Hello,
I have a trained Pytorch model for object detection that takes in bird’s eye view (BEV) of a lidar point cloud and produces keypoint masks for cars in the BEV.
Everything runs fine in Pytorch and I export the model to onnx.
I run inference again using onnxruntime and this is also fine.
src.7z
(12.2 KB)
torch-onnx-standalone (1).zip
(53.7 MB)
bevdetnet_3x320x480.onnx
(57.3 MB)
Attached is a standalone project that includes a sample BEV input as npy file as well as some reference outputs which are correct. It also has the onnx model inside.
Now I wish to run inference in C++ using onnx-tensorrt on the Xavier AGX dev kit.
I am able to build the engine using trtexec and run inference. But, all the results seem to be wrong.
Also attached the complete C++ source code for this.
Please help me understand what’s going wrong.
Best Regards
src.7z
(12.2 KB)
torch-onnx-standalone (1).zip
(53.7 MB)
Thanks for reporting this to us.
Just want to clarify first, do you use TensorRT API or ONNXRuntime with TRT accelerated?
Thanks.
I use Tensorrt C++ APIs.
I did a pure onnxruntime-CPU test just to make sure that the onnx export works fine. It has nothing to do with tensorrt.
Thanks.
I followed the quick start semantic segmentation example. I think the source of confusion mainly lies in copying data to and from the GPU. My input is a 3 channel BEV image of size 480x320 (sizes and number of channels can vary later, fixed batch size of 1 is fine for now). The pixel values are floats which are then normalized [0, 1] by simply dividing by max element channel-wise. I use Eigen matrices in row-major form to make up my input. A class constructs an Eigen tensor (array of 3 matrices), as you can see in the attached code.
The expected outputs are again all floats of sizes - 480x320x4, 480x320x37, 480x320x3, 480x320x2
A simple example of how to do this without going through too many complicated inter-conversions and type-castings would help me a lot.
Sorry for the delayed response and please let me know if I can help anymore in debugging this issue.
Best Regards
Sambit
It’s recommended to check our
/usr/src/tensorrt/samples/sampleMNIST
sample first.
Although it reads images from the .pgm file, it converts the data into the floating type and subtracts the mean.
Please check the sample for some ideas for your use case.
Thanks.
Thank for the hint. But, I think I followed the sample onnx mnist example and then also the quick start guide. The present code I have shared is basically a copy of the quick start guide with only necessary changes.
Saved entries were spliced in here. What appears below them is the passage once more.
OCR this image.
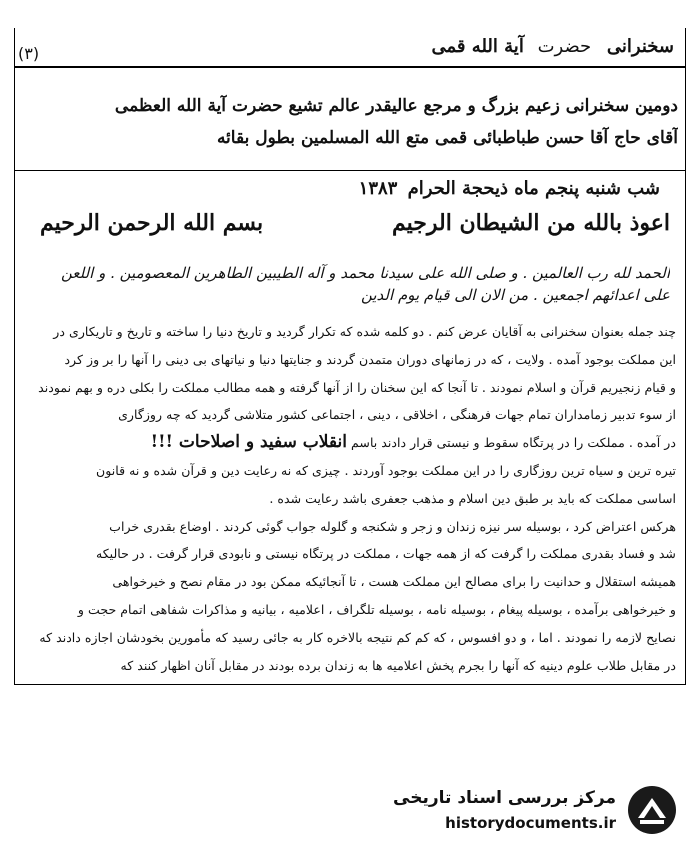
(۳)	سخنرانی حضرت آیة الله قمی
دومین سخنرانی زعیم بزرگ و مرجع عالیقدر عالم تشیع حضرت آیة الله العظمی
آقای حاج آقا حسن طباطبائی قمی متع الله المسلمین بطول بقائه
شب شنبه پنجم ماه ذیحجة الحرام ۱۳۸۳
اعوذ بالله من الشیطان الرجیم
بسم الله الرحمن الرحیم
الحمد لله رب العالمین . و صلی الله علی سیدنا محمد و آله الطیبین الطاهرین المعصومین . و اللعن
علی اعدائهم اجمعین . من الان الی قیام یوم الدین
چند جمله بعنوان سخنرانی به آقایان عرض کنم . دو کلمه شده که تکرار گردید و تاریخ دنیا را ساخته و تاریخ و تاریکاری در
این مملکت بوجود آمده . ولایت ، که در زمانهای دوران متمدن گردند و جنایتها دنیا و نیاتهای بی دینی را آنها را بر وز کرد
و قیام زنجیریم قرآن و اسلام نمودند . تا آنجا که این سخنان را از آنها گرفته و همه مطالب مملکت را بکلی دره و بهم نمودند
از سوء تدبیر زمامداران تمام جهات فرهنگی ، اخلاقی ، دینی ، اجتماعی کشور متلاشی گردید که چه روزگاری
در آمده . مملکت را در پرتگاه سقوط و نیستی قرار دادند باسم انقلاب سفید و اصلاحات !!!
تیره ترین و سیاه ترین روزگاری را در این مملکت بوجود آوردند . چیزی که نه رعایت دین و قرآن شده و نه قانون
اساسی مملکت که باید بر طبق دین اسلام و مذهب جعفری باشد رعایت شده .
هرکس اعتراض کرد ، بوسیله سر نیزه زندان و زجر و شکنجه و گلوله جواب گوئی کردند . اوضاع بقدری خراب
شد و فساد بقدری مملکت را گرفت که از همه جهات ، مملکت در پرتگاه نیستی و نابودی قرار گرفت . در حالیکه
همیشه استقلال و حدانیت را برای مصالح این مملکت هست ، تا آنجائیکه ممکن بود در مقام نصح و خیرخواهی
و خیرخواهی برآمده ، بوسیله پیغام ، بوسیله نامه ، بوسیله تلگراف ، اعلامیه ، بیانیه و مذاکرات شفاهی اتمام حجت و
نصایح لازمه را نمودند . اما ، و دو افسوس ، که کم کم نتیجه بالاخره کار به جائی رسید که مأمورین بخودشان اجازه دادند که
در مقابل طلاب علوم دینیه که آنها را بجرم پخش اعلامیه ها به زندان برده بودند در مقابل آنان اظهار کنند که
مرکز بررسی اسناد تاریخی
historydocuments.ir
Therefore, I would be really grateful if you could suggest me some other alternatives or please have a look at the code I shared.
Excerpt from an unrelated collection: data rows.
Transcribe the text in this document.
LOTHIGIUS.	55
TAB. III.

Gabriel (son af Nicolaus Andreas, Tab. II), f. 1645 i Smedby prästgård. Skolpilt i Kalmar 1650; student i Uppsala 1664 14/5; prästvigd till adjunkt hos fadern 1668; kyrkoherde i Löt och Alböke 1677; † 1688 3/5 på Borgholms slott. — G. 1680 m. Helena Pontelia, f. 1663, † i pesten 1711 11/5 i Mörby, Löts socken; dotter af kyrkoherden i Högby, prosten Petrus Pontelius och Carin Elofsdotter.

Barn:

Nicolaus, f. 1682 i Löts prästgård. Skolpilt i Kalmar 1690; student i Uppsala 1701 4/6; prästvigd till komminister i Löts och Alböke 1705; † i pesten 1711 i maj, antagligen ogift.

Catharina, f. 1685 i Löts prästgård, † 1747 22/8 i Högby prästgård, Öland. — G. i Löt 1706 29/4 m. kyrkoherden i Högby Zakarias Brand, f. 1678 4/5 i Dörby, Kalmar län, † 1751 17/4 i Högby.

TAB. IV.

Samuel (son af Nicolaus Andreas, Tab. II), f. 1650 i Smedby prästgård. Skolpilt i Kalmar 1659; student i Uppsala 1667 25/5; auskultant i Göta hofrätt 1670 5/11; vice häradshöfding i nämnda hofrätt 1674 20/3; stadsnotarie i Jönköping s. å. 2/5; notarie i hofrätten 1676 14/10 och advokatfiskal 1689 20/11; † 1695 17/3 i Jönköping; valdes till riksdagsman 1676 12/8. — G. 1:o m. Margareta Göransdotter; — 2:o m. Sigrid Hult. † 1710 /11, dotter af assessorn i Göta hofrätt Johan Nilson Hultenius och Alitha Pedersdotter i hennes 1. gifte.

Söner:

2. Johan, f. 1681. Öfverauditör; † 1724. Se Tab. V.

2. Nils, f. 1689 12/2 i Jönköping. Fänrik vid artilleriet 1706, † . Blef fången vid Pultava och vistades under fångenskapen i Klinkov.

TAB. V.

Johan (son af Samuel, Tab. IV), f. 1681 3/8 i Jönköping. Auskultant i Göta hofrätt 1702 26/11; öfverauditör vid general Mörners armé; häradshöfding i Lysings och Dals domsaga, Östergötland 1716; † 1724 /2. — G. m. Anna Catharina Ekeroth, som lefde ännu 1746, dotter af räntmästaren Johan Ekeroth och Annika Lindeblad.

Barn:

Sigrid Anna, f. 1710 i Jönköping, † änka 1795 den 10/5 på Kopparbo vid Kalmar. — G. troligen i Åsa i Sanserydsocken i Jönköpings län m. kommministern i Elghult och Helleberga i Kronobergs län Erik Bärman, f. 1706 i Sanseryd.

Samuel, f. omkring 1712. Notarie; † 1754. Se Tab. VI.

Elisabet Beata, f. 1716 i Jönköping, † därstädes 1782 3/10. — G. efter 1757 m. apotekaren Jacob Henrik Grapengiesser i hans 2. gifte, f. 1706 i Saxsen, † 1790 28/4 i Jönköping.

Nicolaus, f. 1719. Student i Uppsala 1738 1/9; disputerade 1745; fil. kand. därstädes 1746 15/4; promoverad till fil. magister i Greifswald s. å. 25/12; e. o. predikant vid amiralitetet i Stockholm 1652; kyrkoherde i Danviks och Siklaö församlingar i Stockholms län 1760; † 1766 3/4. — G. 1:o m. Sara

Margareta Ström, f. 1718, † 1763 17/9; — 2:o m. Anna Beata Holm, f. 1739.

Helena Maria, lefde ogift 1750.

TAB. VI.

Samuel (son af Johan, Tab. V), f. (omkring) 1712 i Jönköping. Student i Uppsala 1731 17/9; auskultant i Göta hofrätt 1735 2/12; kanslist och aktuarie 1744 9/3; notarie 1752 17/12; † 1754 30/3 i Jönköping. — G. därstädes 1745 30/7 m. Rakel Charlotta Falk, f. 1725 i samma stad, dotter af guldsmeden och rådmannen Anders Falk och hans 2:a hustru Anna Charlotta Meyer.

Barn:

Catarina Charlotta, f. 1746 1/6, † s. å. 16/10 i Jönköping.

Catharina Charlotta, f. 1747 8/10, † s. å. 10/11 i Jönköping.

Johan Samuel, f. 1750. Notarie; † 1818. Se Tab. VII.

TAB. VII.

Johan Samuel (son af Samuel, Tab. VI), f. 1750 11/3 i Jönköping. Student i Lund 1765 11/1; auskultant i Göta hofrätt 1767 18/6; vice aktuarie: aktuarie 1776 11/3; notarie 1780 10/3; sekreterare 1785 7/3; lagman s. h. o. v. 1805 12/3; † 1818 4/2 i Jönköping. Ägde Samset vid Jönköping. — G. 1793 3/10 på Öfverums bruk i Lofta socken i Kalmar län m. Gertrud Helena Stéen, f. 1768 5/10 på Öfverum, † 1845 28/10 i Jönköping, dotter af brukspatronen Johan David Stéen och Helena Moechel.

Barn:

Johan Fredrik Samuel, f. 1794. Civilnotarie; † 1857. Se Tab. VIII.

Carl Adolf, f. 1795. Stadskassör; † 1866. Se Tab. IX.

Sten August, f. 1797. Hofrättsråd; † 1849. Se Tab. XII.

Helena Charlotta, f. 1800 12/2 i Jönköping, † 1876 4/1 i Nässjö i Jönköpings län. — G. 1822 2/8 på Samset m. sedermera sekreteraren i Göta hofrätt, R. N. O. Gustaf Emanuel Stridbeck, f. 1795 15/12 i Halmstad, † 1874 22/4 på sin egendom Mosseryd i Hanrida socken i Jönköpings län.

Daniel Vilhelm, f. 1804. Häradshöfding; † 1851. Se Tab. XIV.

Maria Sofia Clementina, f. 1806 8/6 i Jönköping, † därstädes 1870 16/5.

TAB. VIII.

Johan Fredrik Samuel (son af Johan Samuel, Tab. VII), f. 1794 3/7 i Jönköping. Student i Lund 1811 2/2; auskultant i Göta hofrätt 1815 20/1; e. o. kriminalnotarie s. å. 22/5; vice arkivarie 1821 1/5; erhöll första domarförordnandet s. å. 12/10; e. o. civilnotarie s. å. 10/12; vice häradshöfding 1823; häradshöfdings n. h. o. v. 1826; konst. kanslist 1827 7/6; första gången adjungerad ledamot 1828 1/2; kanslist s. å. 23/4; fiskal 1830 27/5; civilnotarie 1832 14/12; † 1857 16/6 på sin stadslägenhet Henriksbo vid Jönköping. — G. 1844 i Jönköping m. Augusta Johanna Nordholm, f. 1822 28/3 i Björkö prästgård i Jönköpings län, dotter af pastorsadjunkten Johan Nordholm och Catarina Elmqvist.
However, recently, I rebuilt the trt engine using trtexec with verbose mode on.
I noticed that I get messages like “
ConvTransposed2D does not have an equivalent in this tactic, skipping…
”
Could this be the cause of some problems?
My network uses transposed convolutions and sigmoid activations in between.
I am really lost here since it’s impossible for me to debug what’s going wrong once the input passes over to tensorrt.
Please help me me figure it out.
Best Regards
Sambit
Sorry for the late update.
If the message is a warning, it should not affect the accuracy but only some performance impact.
We are going to check this internally.
So if we compare the TensorRT and ONNXRuntime results, we should be able to reproduce this issue.
Is this correct?
Thanks.
We can get a very similar result with the attached source.
Would you mind giving it a try?
inference_onnx.py
(1.2 KB)
inference_trt.py
(2.2 KB)
Although the sample is python-based, TensorRT should output the identical result between C++ and Python.
Maybe there are some differences in the data pre-processing between C++ and Python?